Scientists at Temple University have found that body-image therapy can be more effective than an exercise plan to help women not only keep their pounds at bay, but also to stay smoke-free.
One out of every five women between the ages of 18 and 24 years, smoke cigarettes, and the majority of these ladies say that they have no intention to quit because they do not want to gain weight. A significant number of college-age women are smoking in order to keep their weight under control and for body image reasons as well, and scientists assume that by providing them with the tools that will make them feel better about themselves, it could relieve some of those stress factors, said Melissa Napolitano, a clinical psychologist at Temple's Center for Obesity Research and Education.
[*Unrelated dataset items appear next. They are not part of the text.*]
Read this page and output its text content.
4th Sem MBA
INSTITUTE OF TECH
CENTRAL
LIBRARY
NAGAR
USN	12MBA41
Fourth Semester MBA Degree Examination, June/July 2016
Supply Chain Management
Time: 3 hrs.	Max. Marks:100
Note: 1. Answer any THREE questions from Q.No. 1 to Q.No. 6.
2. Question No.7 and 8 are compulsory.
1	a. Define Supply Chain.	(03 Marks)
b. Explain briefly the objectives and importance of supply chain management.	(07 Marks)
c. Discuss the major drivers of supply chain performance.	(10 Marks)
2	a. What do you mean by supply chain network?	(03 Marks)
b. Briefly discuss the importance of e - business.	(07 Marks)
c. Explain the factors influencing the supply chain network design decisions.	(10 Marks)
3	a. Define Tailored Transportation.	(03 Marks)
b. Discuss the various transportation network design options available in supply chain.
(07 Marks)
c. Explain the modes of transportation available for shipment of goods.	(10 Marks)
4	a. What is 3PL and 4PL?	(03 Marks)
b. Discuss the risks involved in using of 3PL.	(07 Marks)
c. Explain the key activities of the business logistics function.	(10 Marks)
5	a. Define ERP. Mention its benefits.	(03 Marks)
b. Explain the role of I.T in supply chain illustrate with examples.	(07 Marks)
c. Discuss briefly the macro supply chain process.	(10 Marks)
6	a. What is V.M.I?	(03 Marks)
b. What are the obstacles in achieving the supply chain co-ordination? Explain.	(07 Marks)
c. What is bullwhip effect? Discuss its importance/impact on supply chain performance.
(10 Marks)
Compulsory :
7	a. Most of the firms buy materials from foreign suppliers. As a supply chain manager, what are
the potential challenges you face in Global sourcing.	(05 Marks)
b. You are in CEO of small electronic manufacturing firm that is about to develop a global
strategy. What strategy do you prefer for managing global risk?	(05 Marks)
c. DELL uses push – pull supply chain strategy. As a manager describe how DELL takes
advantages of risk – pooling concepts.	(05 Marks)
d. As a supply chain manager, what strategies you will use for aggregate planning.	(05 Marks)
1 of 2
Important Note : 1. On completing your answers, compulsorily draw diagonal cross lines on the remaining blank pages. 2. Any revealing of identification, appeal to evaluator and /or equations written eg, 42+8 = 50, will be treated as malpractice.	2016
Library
In a two-phased study, Napolitano and her colleagues analyzed the smoking habits and weight gain of young women aged 18 to 24. In the first phase, psychologists gathered data from 5 focus groups with 43 women, in order to better understand their behavior associated with smoking. All women reported the need to cope with stress, peer pressure and weight control as a major reasons for their habit. In the second phase, 24 college-age female students were randomly assigned into two groups: a supervised group exercise program, or group counseling sessions which concentrated on body image. Women in both groups also were provided with a nicotine patch.
Eight weeks later, the body image counseling group had more than double the rate of smoking cessation compared to the exercise group, 18 per cent against 8 per cent, respectively. The participants in the body image counseling group were also found to lose three times more weight, compared to women in the exercise group -- 3.3 pounds against less than a pound.
"Smoking has psychological and psychosocial implications, especially for young women," said Napolitano who is also an associate professor of kinesiology and public health in the College of Health Professions. She said that the main goal of the study was to design such a program that would not only concentrate on the physical addiction by providing a nicotine patch, but would also address those social and behavioral factors as well.
Another interesting aspect of the program was that it relied on technology to reach their population of smokers. Information to the study participants was sent via e-mail and text messages, more often than through phone calls, per request of the young women themselves. Napolitano said that very often they tried to call participants on the phone in order to remind them of different sessions, and the women would send their replies back through text messages or e-mails. Therefore, the experts started using avenues such as SMS and the Internet not just as a way of communication with the participants, but for support as well.
Researchers said that the findings of this new study have laid the groundwork for larger future investigation at Temple University and nationwide that will focus on smoking cessation in college age women. The hope is to find out whether the results will continue to hold true in studies with larger numbers of participants.
The findings were presented last month at the Society for Behavioral Medicine's annual meeting in Montreal. The study was funded by the National Cancer Institute.